I fear that we have, as Tripp warns, lost our sense of awe in His presence. It can be seen in how casually we approach Him, be it public worship or private prayer. When Isaiah encountered a Holy God in his vision in Isaiah 6, he could only say, "Woe is me. I am undone." The holiness of God overwhelmed him. When a cohort of soldiers came to arrest Jesus in the Garden, asking if He was the One they had come for, His answer, "I Am He," caused every one of them to fall to the ground before Him. Such was the power of His Presence. When Peter first began to understand who Jesus was, all he could do was ask Him to depart from him, because the holy presence of Jesus Christ made Peter realize his own sin and his unworthiness to be in His presence. The disciples spent three years following Him, loving Him, beholding His miracles, and enjoying deep intimacy with Him. Yet they never became so familiar with Him that they lost their sense of awe in His company, especially as they witnessed His miracles. When He calmed a savage storm, all they could do was ask, "Who is this, that even the winds and waves obey Him?" When's the last time that kind of question, spoken in amazing wonder, came from us?
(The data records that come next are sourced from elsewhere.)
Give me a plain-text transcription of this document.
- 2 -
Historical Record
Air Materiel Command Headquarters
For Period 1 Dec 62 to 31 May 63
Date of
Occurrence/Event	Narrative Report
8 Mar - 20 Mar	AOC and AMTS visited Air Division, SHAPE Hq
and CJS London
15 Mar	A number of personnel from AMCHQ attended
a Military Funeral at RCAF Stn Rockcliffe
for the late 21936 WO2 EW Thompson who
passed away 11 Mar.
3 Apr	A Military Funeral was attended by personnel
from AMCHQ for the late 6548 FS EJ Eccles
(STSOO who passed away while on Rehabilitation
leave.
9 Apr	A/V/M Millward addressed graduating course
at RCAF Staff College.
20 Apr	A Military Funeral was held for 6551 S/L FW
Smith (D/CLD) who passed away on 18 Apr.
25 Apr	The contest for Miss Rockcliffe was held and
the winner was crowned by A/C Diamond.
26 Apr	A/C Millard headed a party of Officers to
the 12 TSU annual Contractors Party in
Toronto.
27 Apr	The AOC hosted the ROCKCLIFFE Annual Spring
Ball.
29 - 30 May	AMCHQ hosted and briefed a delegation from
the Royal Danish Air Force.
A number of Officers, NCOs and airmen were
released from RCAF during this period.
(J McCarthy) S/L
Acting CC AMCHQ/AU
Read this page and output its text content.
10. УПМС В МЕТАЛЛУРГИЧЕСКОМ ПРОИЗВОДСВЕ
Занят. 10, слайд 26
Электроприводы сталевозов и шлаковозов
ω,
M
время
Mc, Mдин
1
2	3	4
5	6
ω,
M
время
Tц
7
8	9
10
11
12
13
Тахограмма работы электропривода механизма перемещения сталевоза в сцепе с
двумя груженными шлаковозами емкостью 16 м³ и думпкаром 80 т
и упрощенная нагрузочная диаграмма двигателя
The old lyric comes to mind; "I stand amazed in the presence of Jesus the Nazarene." When was the last time we experienced true amazement before Him? Has He become so familiar to us that we no longer wonder at His name, at who He is?
I often think of how He must grieve as He moves about our various fellowships as we come together. We come in a myriad of different attitudes, but so few of them are that of true worship. We come before Him distracted, unfocused, half-asleep, or thinking about what has gone on before we got there or what might be coming after we leave. Worst of all, we come expecting pretty much the same thing we saw the last time. We've seen it so often now, and Lord help us that it's true, we've gotten a bit bored with it all. Like Jacob, we've been in a trance, and like Jacob, it is time, past time, for us to wake up.
Some years back Larry Crabb wrote a book with the title, "Real Church. Does It Exist? Can I Find It?" The book came out of his realizing that he, and so many he knew, had grown bored and unsatisfied with their worship experience, which wasn't much of an experience at all. A dying world and a sleeping church are desperate to experience "real church." May we, you and I, rediscover the awesome God who is very much present but who we so often don't notice. May we confess all the attitudes and reasons that have made that so, repent of them all, and enter into, maybe for the first time, the wonder of His presence. To know and experience true awe. To be undone and then re-made. To worship Him in spirit and truth. For us and our fellowships to never be the same again.